Прощай, учитель.

На модерации Отложенный

Выпускные, на носу выпускные. Школа напоминает о том, что впереди лето. Странно, но лето кажется прям-таки опоясано школой. В этом глубокая символика - ядро жизни и цветения, драгоценный камень лета в оправе осенне-зимне-весенних будней школы. Лето как праздник посреди них. Вечный бег жизни: детство, юность, зрелость старость. И каждый раз переживаешь это по-новому - как ребенок, как родитель, как бабушка или дедушка. Первый раз изнутри, второй - со стороны, умиляясь, проклиная, ворча, но со стороны, а, значит, отстранено, лишь вспоминая те самые мгновения, когда время бежало именно так, через школьные будни к празднику лета. И конечно, в памяти всегда остается тот момент, когда этот бег останавливается и переходит в самое яркое воспоминание, в финальную точку, в конец - выпускной.



Кто-то переживает его один раз - в школе, кто-то дважды - еще и в вузе. А у кого-то выпускные так и не становятся воспоминанием, не становятся чем-то внешним, переживаемым через воспоминания и сопереживания. Есть такие люди, для которых выпускные - это вечный бег жизни, не завершающийся собственным окончанием школы - это учителя.
Кому еще ныне может быть так знакомо щемящее чувство расставания, прощания, столь редкое в наш век, как учителю. Но, кажется, это только в идеале, кажется, и это стало уделом немногих из них.
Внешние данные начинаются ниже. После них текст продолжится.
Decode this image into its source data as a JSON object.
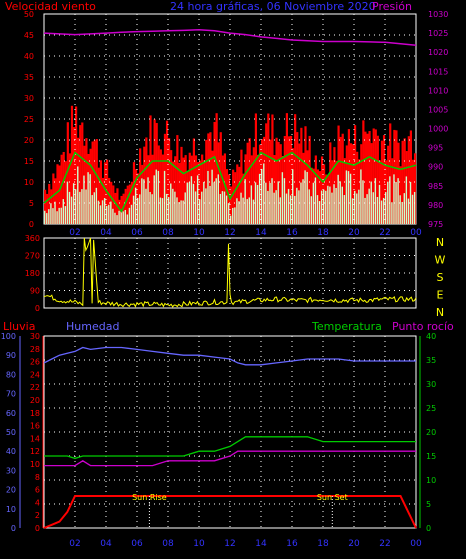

Учителей лишили даже этого щемящего чувства расставания, с одной стороны  отодвинув от радости успеха и горечи поражения, которое можно было ощутить на экзамене, с другой - заставив разменять светлую печаль расставания, этот светлый момент жизни на крикливую суматоху и толчею.
Бесчувственность, отупение, опустошение стыд - вот что чувствуешь ныне вместо радости и затаенного, неописуемого чувства, утраты и обретения пополам, чувства, знакомого, наверное только тем, кто сделал что-то большое и важное, тем кто пустил новый корабль в большое плавание.


Это чувство благоговения, надежды, печали, растворилось, пропало, его обрезали в душе многих учителей. И это неудивительно. Ведь школа перестала быть местом жизни, из строгой оправы лета, но части жизненного круга она превратилась в удавку, в механизм, в ошейник, стискивающий и стягивающий все живое и свободное. Школа не только не обрела, как мечтал Розанов, но и потеряла всякую надежду на обретение сердца. Живое человеческое общение, разговор в развернутом таком гадамеровском понимании, как общение душ, как нечто целостное и объемное, возвышающее и просветляющее пропал из школы, заменился формальным взаимодействием получателя образовательных услуг и приказчика в образовательной лавке, ловкого или нерасторопного, ленивого в зависимости от обстоятельств. Да, могут быть шутки, смех, панибратство, но нет того общения, о котором в памяти ученика и учителя незаживающая отметина, которая позволит сказать на склоне лет сказать подобно Пабло Неруде: "признаюсь, я жил..." Нет воспоминаний в высоком человеческом смысле, а не в обычном ныне анекдотическом. Обмеление чувств, обмельчание натуры. И ресторан,анекдоты, столы,  наряды, вино, в котором тонет главное.
Прощай учитель. Прощай, глупое,нищее, оболганное и мелкое существо, заполонившее школы. Прощай человеческое убожество, каким тебя хотел видеть Толстой и каким ты стал по завету наследников его.
Прощай и ты, чудак, чего-то требовавший от нас, надоедавший своими дурацкими советами и нравоучениями.